O subsecretário é advogado, professor de geopolítica e ativista de esquerda. É piauiense e a vida toda lutou pelos direitos sociais. Seu trabalho na equipe do governador Rodrigo Rollemberg (PSB) é desenvolver estratégias e articular o diálogo entre Executivo e manifestantes em constante atrito com falido governo do DF, que atrasou salários e enfrentou greves e protestos.
Confira os principais trechos da entrevista:
UOL - Como o senhor virou segurança de Gaddafi?
Acilino Ribeiro: A segurança dele era a tribo dele, que fazia o primeiro ciclo de segurança. O segundo ciclo de segurança eram as Forças Armadas e o serviço secreto. E você tem o terceiro ciclo, que são os guerrilheiros do mundo todo. Eu fazia parte desse terceiro ciclo. Eu cheguei a ficar muito próximo e ser o próprio escudo humano em determinados eventos que ele fazia. Durante o tempo que você ficava na segurança dele, você não podia ter contato com o mundo exterior. Porque, se saísse, você era ameaçado: "Se não matar Gaddafi, nós vamos pegar alguém da sua família".
Houve algum momento mais tenso na segurança dele?

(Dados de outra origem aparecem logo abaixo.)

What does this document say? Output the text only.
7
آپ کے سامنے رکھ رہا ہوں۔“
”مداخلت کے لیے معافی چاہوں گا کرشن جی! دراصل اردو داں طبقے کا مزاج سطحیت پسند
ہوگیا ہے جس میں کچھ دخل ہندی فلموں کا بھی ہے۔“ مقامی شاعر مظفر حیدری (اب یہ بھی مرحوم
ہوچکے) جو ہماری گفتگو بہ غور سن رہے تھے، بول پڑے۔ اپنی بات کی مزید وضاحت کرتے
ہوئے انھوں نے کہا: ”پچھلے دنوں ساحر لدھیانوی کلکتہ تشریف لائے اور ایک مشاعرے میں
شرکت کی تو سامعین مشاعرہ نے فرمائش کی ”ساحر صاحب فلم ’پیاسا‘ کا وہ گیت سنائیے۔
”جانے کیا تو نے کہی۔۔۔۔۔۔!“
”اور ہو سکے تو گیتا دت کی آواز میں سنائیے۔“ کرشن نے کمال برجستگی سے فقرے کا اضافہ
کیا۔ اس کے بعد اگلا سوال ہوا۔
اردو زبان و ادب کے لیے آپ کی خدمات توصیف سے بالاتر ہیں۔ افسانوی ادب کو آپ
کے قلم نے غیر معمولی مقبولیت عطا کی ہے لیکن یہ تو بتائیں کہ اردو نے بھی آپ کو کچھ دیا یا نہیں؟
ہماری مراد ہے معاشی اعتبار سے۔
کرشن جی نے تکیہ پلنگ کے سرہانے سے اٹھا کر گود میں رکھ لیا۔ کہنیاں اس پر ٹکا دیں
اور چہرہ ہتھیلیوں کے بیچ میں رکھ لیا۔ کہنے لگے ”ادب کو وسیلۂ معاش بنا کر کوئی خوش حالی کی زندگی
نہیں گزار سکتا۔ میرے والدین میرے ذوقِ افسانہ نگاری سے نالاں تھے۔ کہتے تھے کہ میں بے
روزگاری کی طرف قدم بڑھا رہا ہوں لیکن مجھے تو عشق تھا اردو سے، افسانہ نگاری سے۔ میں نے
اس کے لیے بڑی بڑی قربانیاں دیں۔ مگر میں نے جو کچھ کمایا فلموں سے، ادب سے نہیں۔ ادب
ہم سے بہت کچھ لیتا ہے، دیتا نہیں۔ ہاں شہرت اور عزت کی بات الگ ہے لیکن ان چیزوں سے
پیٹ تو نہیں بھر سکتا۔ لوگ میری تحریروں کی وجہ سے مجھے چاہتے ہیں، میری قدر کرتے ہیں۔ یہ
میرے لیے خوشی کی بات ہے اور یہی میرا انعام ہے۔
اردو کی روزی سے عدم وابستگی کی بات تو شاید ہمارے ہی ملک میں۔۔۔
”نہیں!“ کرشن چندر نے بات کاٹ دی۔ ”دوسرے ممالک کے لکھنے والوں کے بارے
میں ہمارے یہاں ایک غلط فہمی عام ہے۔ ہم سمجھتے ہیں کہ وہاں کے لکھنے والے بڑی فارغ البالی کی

Eu estava em Benghazi [Líbia] e ia acontecer a inauguração das comportas de um rio para a água do [mar] Mediterrâneo entrar no deserto. Duas horas antes, vêm os agentes do serviço secreto dizendo que tinham a informação que poderia ter um atentado contra ele. Aí foi uma [coisa] pavorosa. Nessas horas ninguém quer fazer a segurança dele. Disseram para ele não ir, mas ele disse: "Eu vou e eu sei quem vai comigo"' e olhou para mim. Eu fui porque naquele momento eu estava defendendo um homem em quem acreditava. Ele estava gastando US$ 25 bilhões para levar água a uma população que morria de sede no deserto. [Gaddafi era] um homem com quem eu conversava e ele me falava sobre Maomé e eu falava sobre Jesus Cristo. Ele conversava comigo sobre religião, conhecia mais a Bíblia do que eu. Ele me disse que Maria é citada mais no Corão do que na Bíblia, na Bíblia só seis vezes e no Corão são 11. E que os muçulmanos respeitam Maria tanto quanto nós cristãos. Um homem que dedicou a vida pela luta pela paz, pelos direitos humanos e pelo meio ambiente.
O senhor lembra de Gaddafi como um humanista e o mundo o via como um ditador. Pode comentar isso?

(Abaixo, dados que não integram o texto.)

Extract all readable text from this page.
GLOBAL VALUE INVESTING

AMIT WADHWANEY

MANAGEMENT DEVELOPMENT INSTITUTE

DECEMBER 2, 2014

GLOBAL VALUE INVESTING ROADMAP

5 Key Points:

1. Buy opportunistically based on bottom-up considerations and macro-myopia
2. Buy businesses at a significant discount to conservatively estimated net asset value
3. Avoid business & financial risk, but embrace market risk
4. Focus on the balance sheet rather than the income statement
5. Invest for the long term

Ronald Reagan e George W. Bush [cometeram] crimes por invadir o Iraque ou mesmo o próprio Barack Obama, que deveria estar na cadeia pelos assassinatos que tem cometido no Oriente Médio. Isso é um absurdo. É esse tipo de coisa que a mídia mundial esconde. Os Estados Unidos vivem uma falsa democracia. Outro exemplo é o que está acontecendo agora na Síria. Os Estados Unidos pagam a mídia para demonizar o Bashar al-Assad, mas a mídia é proibida de falar que é ele quem protege os cristãos que estão lá. O Assad protege os cristãos e combate o Estado Islâmico. A Al-Qaeda foi criada e patrocinada por quem? Pelo imperialismo norte-americano. Mas a mídia não pode dizer isso. Eles demonizaram Gaddafi dizendo que ele financiava o terrorismo. Como que ele financiava o terrorismo se quem praticava isso eram os Estados Unidos? É a manipulação feita pela mídia. A mídia americana estimulou a opinião pública contra Gaddafi porque ele lutava pela paz mundial e pelos direitos humanos e isso não interessava ao imperialismo capitalista. Ele montou a operação Galaxy para se contrapor à operação Condor.

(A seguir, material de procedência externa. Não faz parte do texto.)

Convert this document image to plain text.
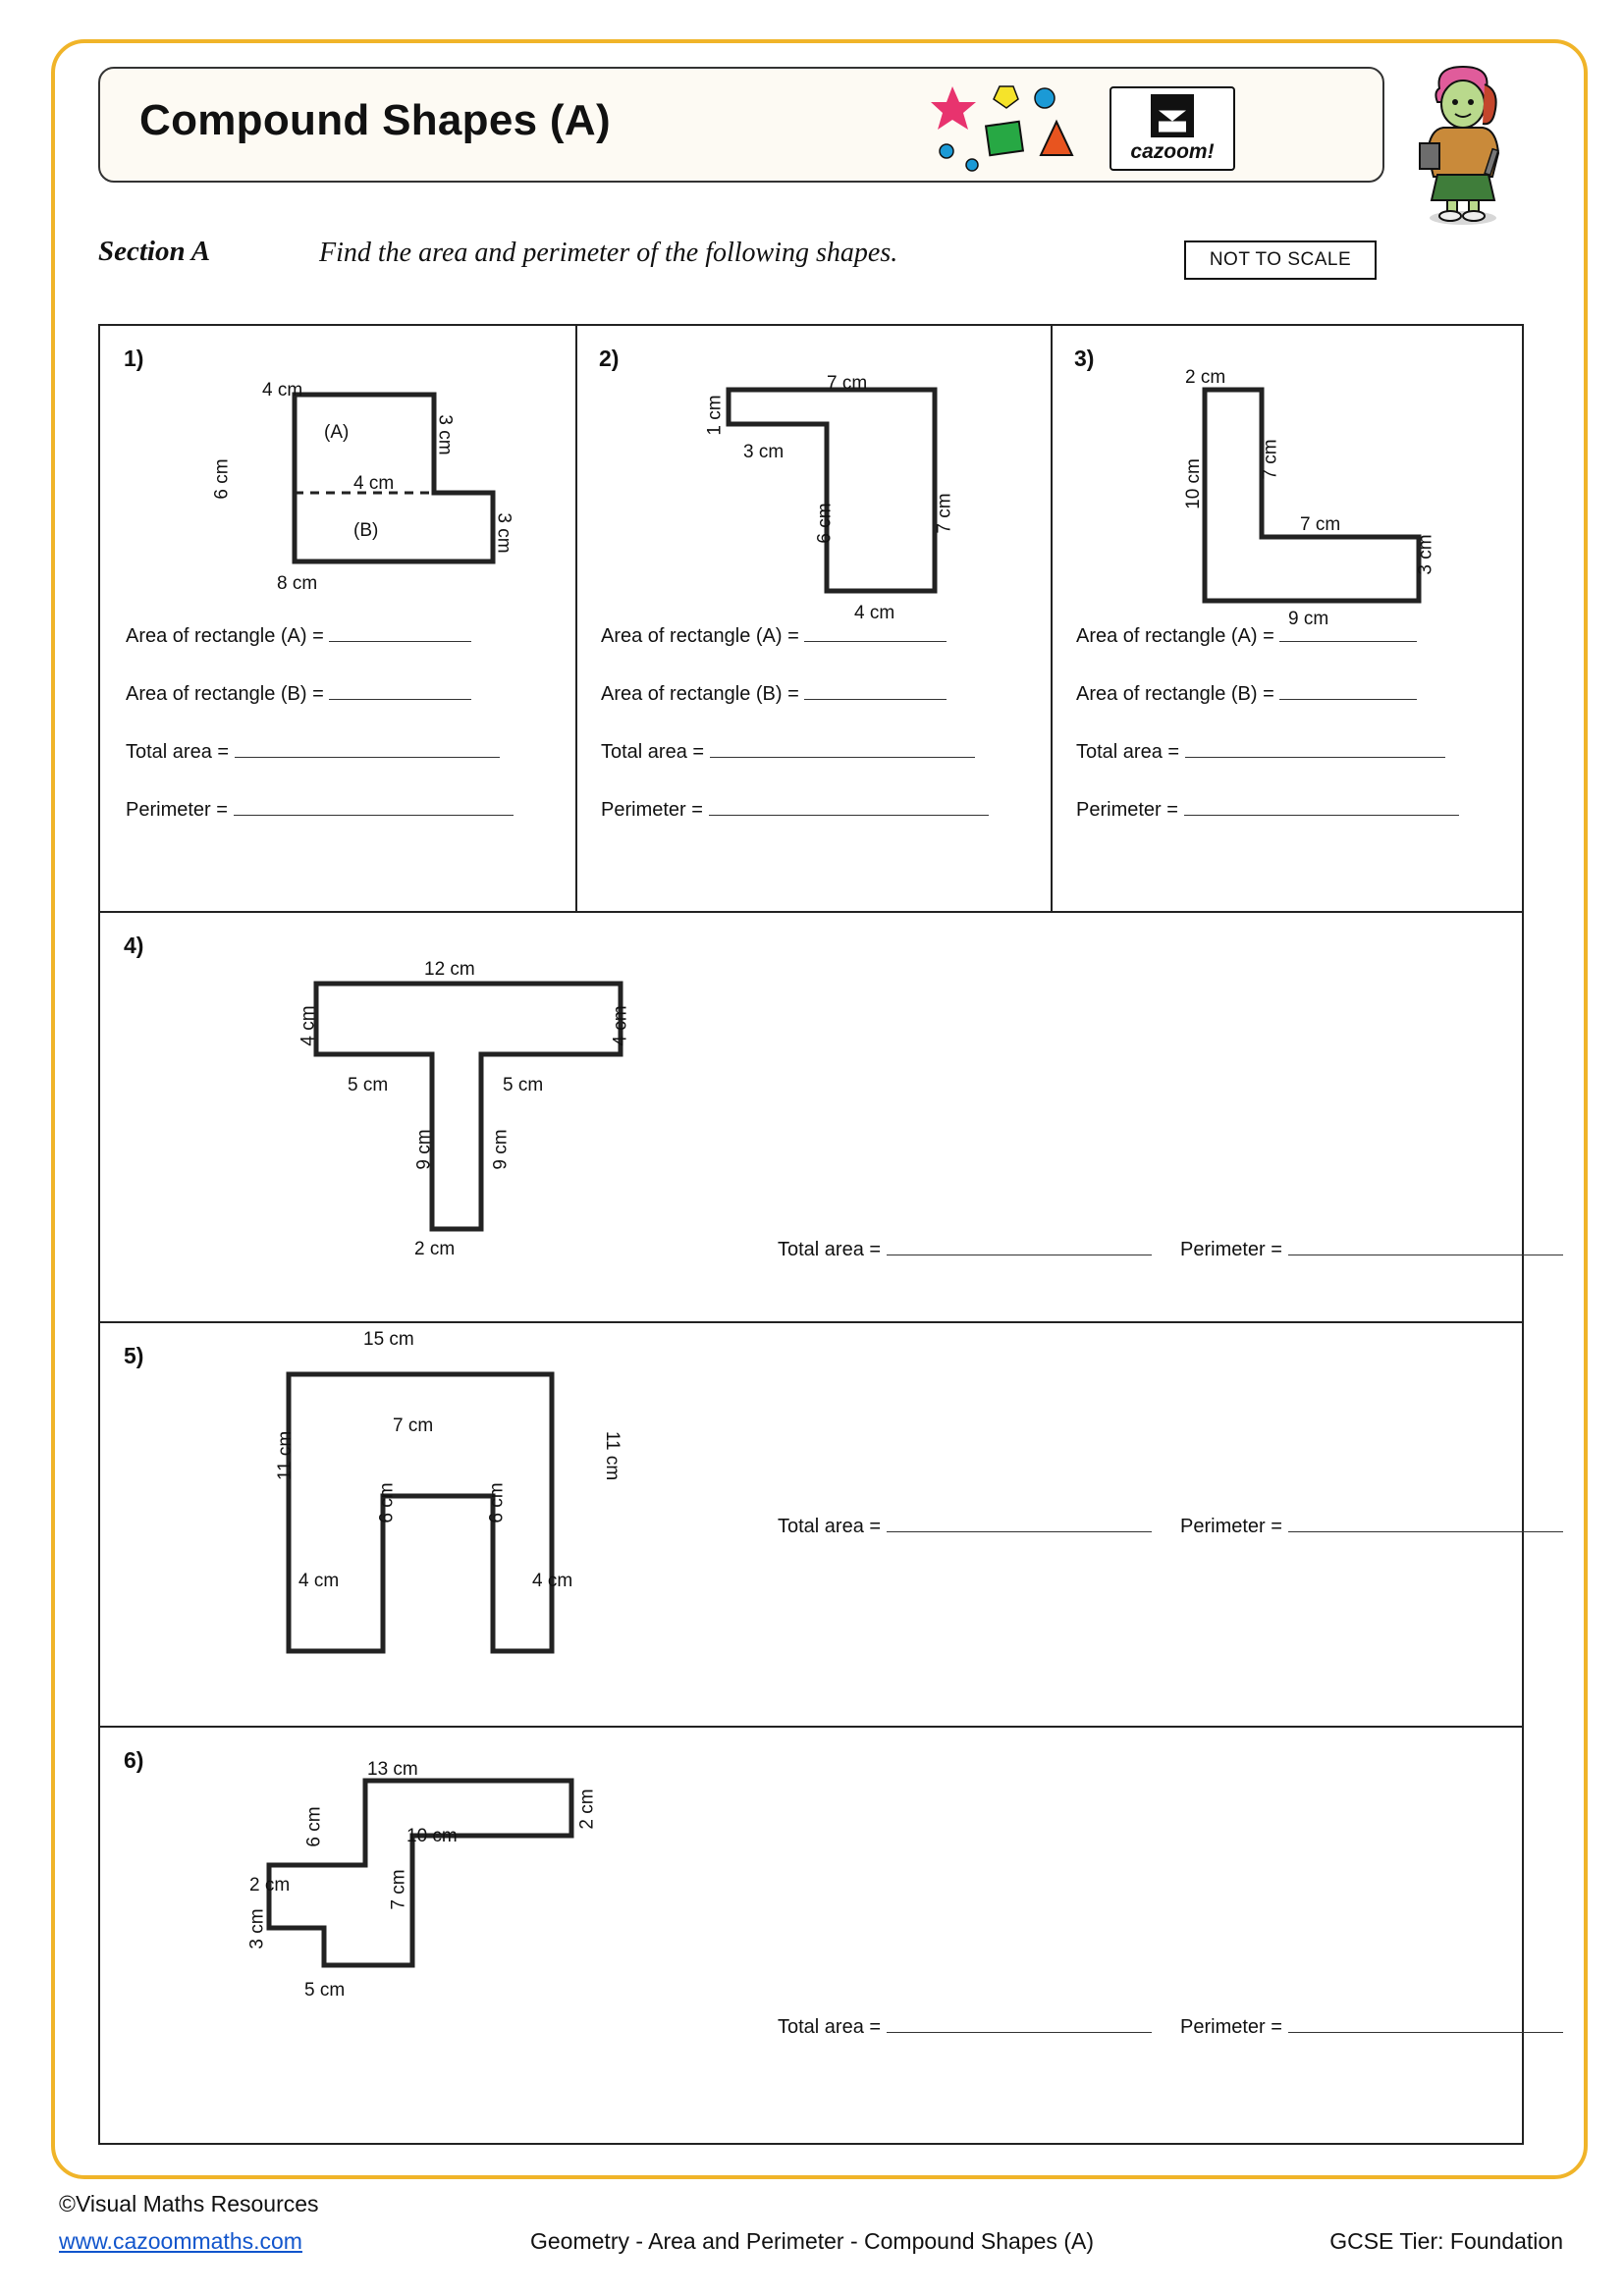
Compound Shapes (A)
cazoom!
Section A	Find the area and perimeter of the following shapes.	NOT TO SCALE
1)
4 cm
3 cm
4 cm
6 cm
3 cm
8 cm
(A)
(B)
Area of rectangle (A) =
Area of rectangle (B) =
Total area =
Perimeter =
2)
7 cm
1 cm
3 cm
6 cm	7 cm
4 cm
Area of rectangle (A) =
Area of rectangle (B) =
Total area =
Perimeter =
3)
2 cm
7 cm
10 cm
7 cm
3 cm
9 cm
Area of rectangle (A) =
Area of rectangle (B) =
Total area =
Perimeter =
4)
12 cm
4 cm	4 cm
5 cm	5 cm
9 cm	9 cm
2 cm	Total area =	Perimeter =
5)
15 cm
11 cm	11 cm
7 cm
6 cm	6 cm
4 cm	4 cm
Total area =	Perimeter =
6)	13 cm
2 cm
10 cm
6 cm
7 cm
2 cm
3 cm
5 cm
Total area =	Perimeter =
©Visual Maths Resources
www.cazoommaths.com	Geometry - Area and Perimeter - Compound Shapes (A)	GCSE Tier: Foundation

De onde surgiu a operação Galaxy?
Por volta de 1978, acontecia uma operação secreta [na América do Sul]. Nós não sabíamos o motivo de tantos companheiros [guerrilheiros exilados] estarem desaparecendo, era a operação Condor. Prendia brasileiros na Argentina, matava no Chile e enterrava no Uruguai para não deixar vestígios. E o Brasil foi responsável por isso também. Surge então uma outra operação contra a Condor, a operação Galaxy, que foi financiada por Gaddafi. Ele chamou guerrilheiros de todo o mundo. Eles passaram três meses [nos] treinando na Líbia. O objetivo era lutar contra os braços do Condor.
O senhor pode citar uma ação da Galaxy?
Na ditadura, o serviço secreto das ditaduras latino-americanas e a CIA [agência de inteligência norte-americana] infiltraram pessoas no escritório do Acnur [Alto Comissariado das Nações Unidas para os Refugiados] da Argentina, conseguiram pegar uma lista com nome e endereço de 26 pessoas refugiadas em outros países e entregaram para a operação Condor. Três dias depois todos esses exilados sumiram. Foram presos, mortos, assassinados pelo serviço de inteligência dos países. Inclusive tinha brasileiros mortos. Depois, descobriu-se que havia uma outra lista com 54 pessoas que a Condor estava atrás para pegá-las em Buenos Aires. Foi quando a Galaxy monta uma operação para não permitir que a Condor não consiga pegar a lista. A lista estava em um cofre em um dos escritórios do Acnur. Não podia explodir a sede do Acnur, então tentaram roubar o cofre, mas não se conseguiu e se tentou explodir o cofre lá dentro mesmo. O resultado final da operação é que a gente deu sumiço na lista. E a CIA e o serviço de inteligência desses países não conseguiram pegar a lista. Os 54 que estavam naquela lista sobreviveram.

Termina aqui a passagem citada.